3. Something Has to Trigger It
This is where it gets complicated, and where researchers are doing some of the most interesting work. Even if someone is eating gluten and carries the gene, celiac disease still needs something to activate it. A trigger.
We don’t fully understand what that trigger is in every case, but several factors have been identified as potential culprits:
- Pregnancy
- A serious illness
- Menopause
- Antibiotic use
- The acne medication isotretinoin (sold as Accutane in the U.S. until 2009)
- Long-term use of NSAIDs like ibuprofen
- Gastrointestinal infections
What’s striking about this list is how ordinary most of these things are. A round of antibiotics. A bad stomach bug. A pregnancy. These are normal life events, which may be exactly why celiac disease can seem to appear out of nowhere in someone who’s eaten gluten without issue for 30 or 40 years.
The Virus Connection

One of the most compelling areas of current research involves viral infections as a potential trigger. Studies suggest that certain viruses can cause the immune system to overreact, and if that reaction is prolonged or repeated, it may cause a person to lose their tolerance for gluten.
Researchers have also found that different people with celiac disease show different immune responses to the same infection, a discovery that may help explain why celiac symptoms vary so dramatically from one person to the next. Some experience digestive distress, while others develop skin conditions, neurological symptoms, or nutrient deficiencies with little to no gut involvement.

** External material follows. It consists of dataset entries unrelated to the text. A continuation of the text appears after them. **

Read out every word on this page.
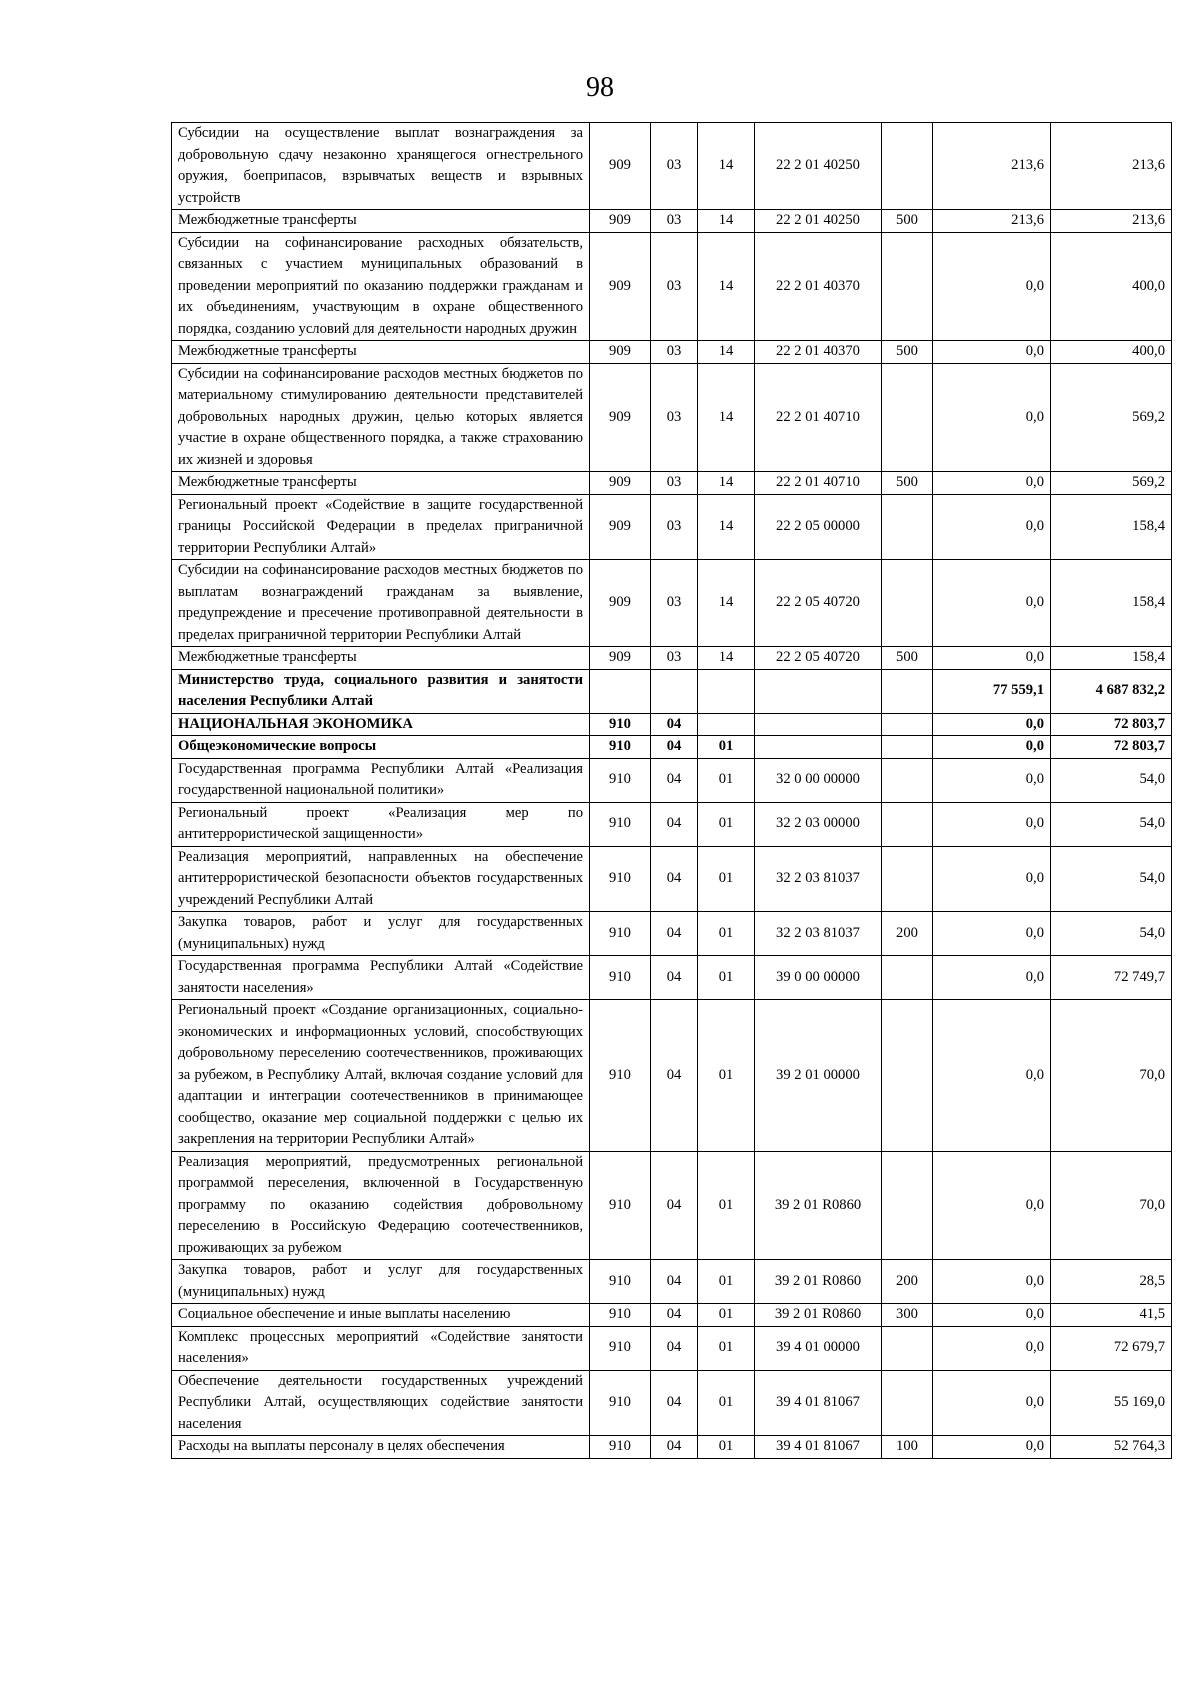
98
Субсидии на осуществление выплат вознаграждения за добровольную сдачу незаконно хранящегося огнестрельного оружия, боеприпасов, взрывчатых веществ и взрывных устройств	909	03	14	22 2 01 40250		213,6	213,6
Межбюджетные трансферты	909	03	14	22 2 01 40250	500	213,6	213,6
Субсидии на софинансирование расходных обязательств, связанных с участием муниципальных образований в проведении мероприятий по оказанию поддержки гражданам и их объединениям, участвующим в охране общественного порядка, созданию условий для деятельности народных дружин	909	03	14	22 2 01 40370		0,0	400,0
Межбюджетные трансферты	909	03	14	22 2 01 40370	500	0,0	400,0
Субсидии на софинансирование расходов местных бюджетов по материальному стимулированию деятельности представителей добровольных народных дружин, целью которых является участие в охране общественного порядка, а также страхованию их жизней и здоровья	909	03	14	22 2 01 40710		0,0	569,2
Межбюджетные трансферты	909	03	14	22 2 01 40710	500	0,0	569,2
Региональный проект «Содействие в защите государственной границы Российской Федерации в пределах приграничной территории Республики Алтай»	909	03	14	22 2 05 00000		0,0	158,4
Субсидии на софинансирование расходов местных бюджетов по выплатам вознаграждений гражданам за выявление, предупреждение и пресечение противоправной деятельности в пределах приграничной территории Республики Алтай	909	03	14	22 2 05 40720		0,0	158,4
Межбюджетные трансферты	909	03	14	22 2 05 40720	500	0,0	158,4
Министерство труда, социального развития и занятости населения Республики Алтай						77 559,1	4 687 832,2
НАЦИОНАЛЬНАЯ ЭКОНОМИКА	910	04				0,0	72 803,7
Общеэкономические вопросы	910	04	01			0,0	72 803,7
Государственная программа Республики Алтай «Реализация государственной национальной политики»	910	04	01	32 0 00 00000		0,0	54,0
Региональный проект «Реализация мер по антитеррористической защищенности»	910	04	01	32 2 03 00000		0,0	54,0
Реализация мероприятий, направленных на обеспечение антитеррористической безопасности объектов государственных учреждений Республики Алтай	910	04	01	32 2 03 81037		0,0	54,0
Закупка товаров, работ и услуг для государственных (муниципальных) нужд	910	04	01	32 2 03 81037	200	0,0	54,0
Государственная программа Республики Алтай «Содействие занятости населения»	910	04	01	39 0 00 00000		0,0	72 749,7
Региональный проект «Создание организационных, социально-экономических и информационных условий, способствующих добровольному переселению соотечественников, проживающих за рубежом, в Республику Алтай, включая создание условий для адаптации и интеграции соотечественников в принимающее сообщество, оказание мер социальной поддержки с целью их закрепления на территории Республики Алтай»	910	04	01	39 2 01 00000		0,0	70,0
Реализация мероприятий, предусмотренных региональной программой переселения, включенной в Государственную программу по оказанию содействия добровольному переселению в Российскую Федерацию соотечественников, проживающих за рубежом	910	04	01	39 2 01 R0860		0,0	70,0
Закупка товаров, работ и услуг для государственных (муниципальных) нужд	910	04	01	39 2 01 R0860	200	0,0	28,5
Социальное обеспечение и иные выплаты населению	910	04	01	39 2 01 R0860	300	0,0	41,5
Комплекс процессных мероприятий «Содействие занятости населения»	910	04	01	39 4 01 00000		0,0	72 679,7
Обеспечение деятельности государственных учреждений Республики Алтай, осуществляющих содействие занятости населения	910	04	01	39 4 01 81067		0,0	55 169,0
Расходы на выплаты персоналу в целях обеспечения	910	04	01	39 4 01 81067	100	0,0	52 764,3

Rotavirus, in particular, has been identified as one virus more likely to trigger these immune responses. This finding has significant implications: a rotavirus vaccine already exists. If rotavirus is confirmed as a trigger, that widely available vaccination could potentially help prevent celiac disease in genetically susceptible individuals, particularly children and relatives of people already diagnosed, who face a higher-than-average risk.
What This Means If You Have a Family Member with Celiac Disease
First-degree relatives of someone with celiac disease, parents, siblings, and children, have a significantly higher risk of developing the condition themselves. Understanding this helps explain why screening is so important for this group, even in the absence of obvious symptoms.
Celiac disease is notoriously underdiagnosed. Many people live with it for years, experiencing symptoms that get attributed to other conditions. Knowing that a specific combination of factors causes celiac disease rather than it being a random occurrence gives both patients and physicians a clearer roadmap for identifying who is most at risk.
Looking Ahead: Could Celiac Disease Be Prevented?
The celiac research community is increasingly focused on prevention, not just treatment. While a strict gluten-free diet remains the only effective management strategy today, identifying the environmental triggers of celiac disease opens the door to something more powerful: stopping it before it starts.
Vaccination against viral triggers, microbiome-based interventions, and early genetic screening are all being explored. These possibilities may sound distant, but science is moving faster than many people realize. For the millions of people with a family history of celiac disease and the many more who carry the genetic markers without knowing it, that progress represents real hope.